The thing “the intruder” had wanted Yoink to do, the thing that freaked the poor kitty out so hard, was to put her furry little body in the water and carve out a diving path for her two humans.

Clearly, whoever was out there in a submarine talking to dolphins didn’t know shit about cats and water. Especially this cat. Yoink was cool under most pressure—hell, could fly above the ionosphere deck in that spaceplane without a single complaint. But she was not going into the ink-black, death-filled ocean. Not one hair on her fluffy feline ass.

And Kellen didn’t blame her one bit.

Truth was, Kellen wasn’t looking forward to dunking himself in there, and he sure as hell didn’t want Angela to go in. She never had liked the water, and he watched her closely for signs that it still made her nervous.

He had guessed, based on her tight-lipped remark, that Daniel Neko had been a proponent of the flooding technique of getting over phobias. Not Kellen’s favorite process. He didn’t want to think of Angela shoved into a fear cage and kept there till she learned to calm herself. He wouldn’t do that to an animal and sure as shit not to a person. No less the woman he loved.

But if she said she was good to go now, he had no choice but to believe her. She’d used the t-word again. Trust.

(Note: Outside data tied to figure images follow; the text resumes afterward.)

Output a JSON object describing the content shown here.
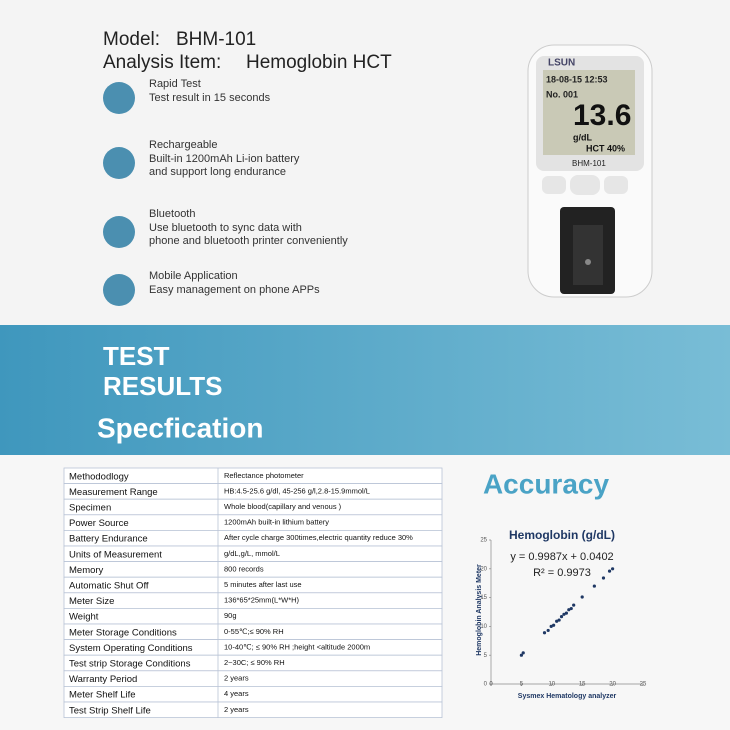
{
  "header": {
    "model_label": "Model:",
    "model": "BHM-101",
    "analysis_label": "Analysis Item:",
    "analysis": "Hemoglobin HCT"
  },
  "features": [
    {
      "title": "Rapid Test",
      "desc": [
        "Test result in 15 seconds"
      ]
    },
    {
      "title": "Rechargeable",
      "desc": [
        "Built-in 1200mAh Li-ion battery",
        "and support long endurance"
      ]
    },
    {
      "title": "Bluetooth",
      "desc": [
        "Use bluetooth to sync data with",
        "phone and bluetooth printer conveniently"
      ]
    },
    {
      "title": "Mobile Application",
      "desc": [
        "Easy management on phone APPs"
      ]
    }
  ],
  "device": {
    "brand": "LSUN",
    "datetime": "18-08-15 12:53",
    "number": "No. 001",
    "reading": "13.6",
    "unit": "g/dL",
    "hct": "HCT 40%",
    "model": "BHM-101"
  },
  "banner": {
    "line1": "TEST",
    "line2": "RESULTS",
    "subtitle": "Specfication"
  },
  "table": {
    "rows": [
      [
        "Methododlogy",
        "Reflectance photometer"
      ],
      [
        "Measurement Range",
        "HB:4.5-25.6 g/dl, 45-256 g/l,2.8-15.9mmol/L"
      ],
      [
        "Specimen",
        "Whole blood(capillary and venous )"
      ],
      [
        "Power Source",
        "1200mAh built-in lithium battery"
      ],
      [
        "Battery Endurance",
        "After cycle charge 300times,electric quantity reduce 30%"
      ],
      [
        "Units of Measurement",
        "g/dL,g/L, mmol/L"
      ],
      [
        "Memory",
        "800 records"
      ],
      [
        "Automatic Shut Off",
        "5 minutes  after last use"
      ],
      [
        "Meter Size",
        "136*65*25mm(L*W*H)"
      ],
      [
        "Weight",
        "90g"
      ],
      [
        "Meter Storage Conditions",
        "0-55℃;≤ 90% RH"
      ],
      [
        "System Operating Conditions",
        "10-40℃; ≤ 90% RH ;height <altitude 2000m"
      ],
      [
        "Test strip Storage Conditions",
        "2~30C; ≤ 90% RH"
      ],
      [
        "Warranty Period",
        "2 years"
      ],
      [
        "Meter Shelf Life",
        "4 years"
      ],
      [
        "Test Strip Shelf Life",
        "2 years"
      ]
    ]
  },
  "accuracy": {
    "heading": "Accuracy",
    "chart": {
      "type": "scatter",
      "title": "Hemoglobin (g/dL)",
      "equation": "y = 0.9987x + 0.0402",
      "r2": "R² = 0.9973",
      "x_label": "Sysmex Hematology analyzer",
      "y_label": "Hemoglobin Analysis Meter",
      "color": "#1f3864",
      "x": [
        5,
        5.3,
        8.8,
        9.4,
        9.9,
        10.3,
        10.8,
        11.2,
        11.6,
        12,
        12.4,
        12.8,
        13.2,
        13.6,
        15,
        17,
        18.5,
        19.5,
        20
      ],
      "y": [
        5,
        5.4,
        8.9,
        9.3,
        10,
        10.2,
        10.9,
        11.1,
        11.7,
        12.1,
        12.3,
        12.9,
        13.1,
        13.7,
        15.1,
        17,
        18.4,
        19.6,
        20
      ],
      "xlim": [
        0,
        25
      ],
      "ylim": [
        0,
        25
      ],
      "xticks": [
        0,
        5,
        10,
        15,
        20,
        25
      ],
      "yticks": [
        0,
        5,
        10,
        15,
        20,
        25
      ]
    }
  }
}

Now, he had complete faith in the ocean critters to warn him of any danger, but Angela? She wouldn’t know about all that going on beneath the water’s surface. All she knew was what he’d told her, what he’d implicitly promised. And she had believed him. She trusted him.

Lord, don’t make me a liar. Only let this go off good.

He’d done dive training years ago, for rescue missions, but he didn’t go underwater that much, certainly not for fun. He felt like a novice out here, press-seaming a serious-looking suit they’d bought used from one of Dead Fester’s buddies. He also felt like a fraud forced to play expert to a suddenly calm Angela.

Come to think of it, a way too calm Angela. Eerily so. Like she’d tucked a tranquilizer meltaway under her tongue while he went back to fetch their gear. She’d just stood there staring while he got changed, and for a minute, he worried he’d have to dress her himself like a doll.